Thursday, January 23, 2003

The silver screen
There was a time when I used to go to movies regularly. A number of things conspired to get me out of the habit.

I used to take Evenings Off (or, actually, late-afternoons off) and go to discount matinees. But when my hobby came to consume an evening every week, and the kids came along to take most of the rest, I lost that time to myself.

I used to work in a movie theater. I thought that would be heaven. Nothing can put you off going to a movie like working there. I saw the first and last 15 minutes of E. T. dozens of times. I mounted the film on the platters they use for projectors nowadays: I hated that. It eliminated the need to synchronize multiple projectors, but it also produced an explosion of splice marks at each reel transition. And not only was this esthetically unpleasing to me, but I was responsible for it.

Plus I made popcorn and mopped up spilled "golden seasoning", whatever that was. We all pretended it was butter, but we knew it wasn't.

Then, yes, affordable home video came along. For the price of going to a movie, I could own a copy and watch it at home. DVD was the final nail in that coffin: The picture at home is actually better than anything I can see at the theater. I saw Harry Potter and the Chamber of Secrets in a theater... and I was horrified! The film grain is enormous. (When this isn't obvious, it's because it's out of focus.) The image was so contrasty as to be almost posterized. The music's too loud and the dialogue is too soft.

And I really resent paying good money to see commercials on a 50-foot screen. Raise the ticket price if you must, but it's them or me, Regal, them or me.

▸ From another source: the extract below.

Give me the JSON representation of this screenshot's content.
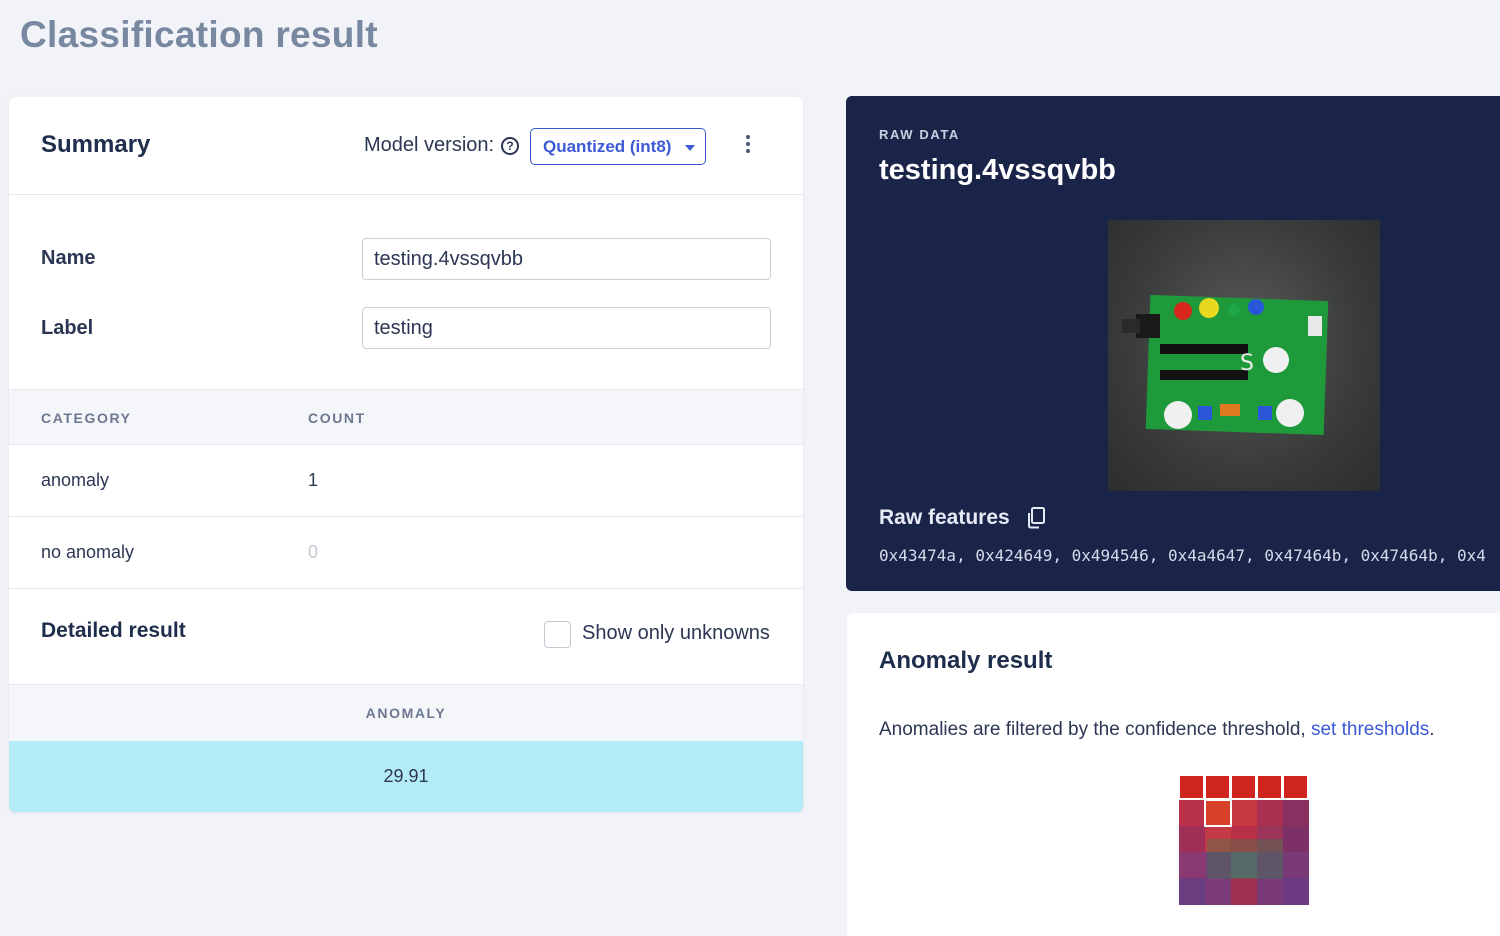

And cinematography has gone to hell. Television standards have taken over. Fast cuts and close-ups look fine on a 26-inch screen: In the theater, when Potter's knitted brows fill your field of vision, it's like being beaten with a blunt instrument. Come on, guys, I don't need to count nose hairs. Close-ups are for subtleties of expression: Tell your stories with medium shots. I need to see context, location, ambiance.